[UVA][dp] 11400 - Lighting System Design
Problem F
Lighting System
Design
Input: Standard Input
Output: Standard Output
You are given the task to design a lighting system for a huge conference hall. After doing a lot of calculation & sketching, you have figured out the requirements for an energy-efficient design that can properly illuminate the entire hall. According to your design, you need lamps of n different power ratings. For some strange current regulation method, all the lamps need to be fed with the same amount of current. So, each category of lamp has a corresponding voltage rating. Now, you know the number of lamps & cost of every single unit of lamp for each category. But the problem is, you are to buy equivalent voltage sources for all the lamp categories. You can buy a single voltage source for each category (Each source is capable of supplying to infinite number of lamps of its voltage rating.) & complete the design. But the accounts section of your company soon figures out that they might be able to reduce the total system cost by eliminating some of the voltage sources & replacing the lamps of that category with higher rating lamps. Certainly you can never replace a lamp by a lower rating lamp as some portion of the hall might not be illuminated then. You are more concerned about money-saving than energy-saving. Find the minimum possible cost to design the system.
Input
Each case in the input begins with n (1<=n<=1000), denoting the number of categories. Each of the following n lines describes a category. A category is described by 4 integers - V (1<=V<=132000), the voltage rating, K (1<=K<=1000), the cost of a voltage source of this rating, C (1<=C<=10), the cost of a lamp of this rating & L (1<=L<=100), the number of lamps required in this category. The input terminates with a test case where n = 0. This case should not be processed.
Output
For each test case, print the minimum possible cost to design the system.

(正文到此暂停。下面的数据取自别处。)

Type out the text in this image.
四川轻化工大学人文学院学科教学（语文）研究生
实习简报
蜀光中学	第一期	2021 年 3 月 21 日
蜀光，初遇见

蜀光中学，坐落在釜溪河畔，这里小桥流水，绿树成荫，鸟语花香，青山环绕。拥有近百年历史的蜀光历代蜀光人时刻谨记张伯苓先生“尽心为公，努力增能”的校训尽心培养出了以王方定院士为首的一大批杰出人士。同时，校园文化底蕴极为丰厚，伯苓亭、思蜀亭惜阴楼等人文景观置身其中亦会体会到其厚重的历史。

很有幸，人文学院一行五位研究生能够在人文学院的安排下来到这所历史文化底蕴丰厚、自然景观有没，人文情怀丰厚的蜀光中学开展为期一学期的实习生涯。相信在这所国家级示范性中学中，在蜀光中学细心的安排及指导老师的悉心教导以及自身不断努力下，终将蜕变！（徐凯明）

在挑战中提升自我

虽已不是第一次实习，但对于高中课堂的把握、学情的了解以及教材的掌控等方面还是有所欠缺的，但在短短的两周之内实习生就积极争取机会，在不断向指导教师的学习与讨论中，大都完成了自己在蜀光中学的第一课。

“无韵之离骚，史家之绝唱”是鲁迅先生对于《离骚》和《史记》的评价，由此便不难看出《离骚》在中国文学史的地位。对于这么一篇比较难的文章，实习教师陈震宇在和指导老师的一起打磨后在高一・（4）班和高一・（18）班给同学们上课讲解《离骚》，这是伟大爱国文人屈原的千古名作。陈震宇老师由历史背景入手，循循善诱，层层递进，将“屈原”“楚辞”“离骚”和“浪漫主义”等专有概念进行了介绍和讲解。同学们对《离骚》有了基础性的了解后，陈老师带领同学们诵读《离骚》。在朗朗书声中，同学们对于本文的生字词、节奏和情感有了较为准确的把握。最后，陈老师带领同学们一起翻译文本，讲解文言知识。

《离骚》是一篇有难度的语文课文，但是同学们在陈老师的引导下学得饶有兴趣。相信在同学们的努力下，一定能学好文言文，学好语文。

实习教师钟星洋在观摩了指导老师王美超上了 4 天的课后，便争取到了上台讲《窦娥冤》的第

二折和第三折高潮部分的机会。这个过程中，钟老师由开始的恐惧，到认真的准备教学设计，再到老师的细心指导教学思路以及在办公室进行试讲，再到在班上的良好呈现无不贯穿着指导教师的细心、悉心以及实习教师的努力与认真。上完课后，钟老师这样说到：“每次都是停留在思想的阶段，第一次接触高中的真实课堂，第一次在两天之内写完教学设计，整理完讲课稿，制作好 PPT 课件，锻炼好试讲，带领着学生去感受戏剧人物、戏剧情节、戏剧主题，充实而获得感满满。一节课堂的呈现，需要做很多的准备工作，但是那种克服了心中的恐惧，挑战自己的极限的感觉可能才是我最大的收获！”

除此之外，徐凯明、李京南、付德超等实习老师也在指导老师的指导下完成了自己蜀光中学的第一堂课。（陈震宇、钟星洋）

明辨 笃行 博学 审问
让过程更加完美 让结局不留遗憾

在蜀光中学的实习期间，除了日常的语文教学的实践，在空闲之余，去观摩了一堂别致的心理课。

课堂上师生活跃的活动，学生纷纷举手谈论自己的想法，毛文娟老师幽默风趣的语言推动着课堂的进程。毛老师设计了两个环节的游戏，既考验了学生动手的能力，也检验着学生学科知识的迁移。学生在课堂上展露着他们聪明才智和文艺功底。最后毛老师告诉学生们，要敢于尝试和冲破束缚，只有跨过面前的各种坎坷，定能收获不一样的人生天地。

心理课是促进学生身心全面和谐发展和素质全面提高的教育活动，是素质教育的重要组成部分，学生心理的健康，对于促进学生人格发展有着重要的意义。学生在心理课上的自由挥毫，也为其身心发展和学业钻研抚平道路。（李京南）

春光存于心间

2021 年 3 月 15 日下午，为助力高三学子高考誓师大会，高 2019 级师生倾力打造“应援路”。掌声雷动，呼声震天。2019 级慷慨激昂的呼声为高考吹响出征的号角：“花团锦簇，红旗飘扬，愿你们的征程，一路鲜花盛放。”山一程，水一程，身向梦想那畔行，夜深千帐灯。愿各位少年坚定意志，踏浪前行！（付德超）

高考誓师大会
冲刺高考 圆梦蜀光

Sample Input Output for Sample Input
3 100 500 10 20 120 600 8 16 220 400 7 18 0 |
778 |
Problemsetter: Mohammad Mahmudur Rahman
Special Thanks to: Manzurur Rahman Khan
題目描述:
要設計會議的照明系統,每種需求燈泡擁有各自的電壓跟花費,而同時會有專屬的電源供應器來供應相同總類的所有燈泡,設計時,已經指派各種燈泡的指定個數,但是可以使用電壓大的代替電壓小的。
求最少花費。
題目解法:
不仿大膽猜測一下,肯定跟電壓大小順序 DP 有關。
再證明幾點
1) 如果要替換某個燈泡時,肯定一次就會將該種燈泡全部替換。不會使用部分替換來減少金額。易想而知,部分替換絕對沒有比全部替換來得好,全部替換還可以省下電源供應器的錢。
-> 事實上還是要看一下函數圖來證明,想必一定是單調的。
2) 替換時,一定是替換前面的連續段。// 假使已經根據電壓大小由小排到大。
-> 不會跳號替換,因為假使跳號時,則表示被忽略的那個無法減少花費,而它的前一個卻能減少花費,可以推估這個解必然也要納入替換中,這裡有點 greedy 的意思在。
最後 dp[i] 表示考慮前 i 個,並且以 i 為最佳解的最後一組型式的最少花費。
O(n^2)
#include <stdio.h>
#include <algorithm>
using namespace std;
struct Light {
int V, K, C, L;
bool operator<(const Light &a) const {
return V < a.V;
}
};
int main() {
int n, i, j;
Light D[1005];
while(scanf("%d", &n) == 1 && n) {
for(i = 0; i < n; i++)
scanf("%d %d %d %d", &D[i].V, &D[i].K, &D[i].C, &D[i].L);
sort(D, D+n);
int dp[1005];
for(i = 0; i < n; i++) {
int sum = 0;
dp[i] = 0xfffffff;
for(j = i; j >= 0; j--) {
sum += D[j].L;
if(j)
dp[i] = min(dp[i], dp[j-1] + D[i].K + sum*D[i].C);
else
dp[i] = min(dp[i], D[i].K + sum*D[i].C);
}
}
printf("%d\n", dp[n-1]);
}
return 0;
}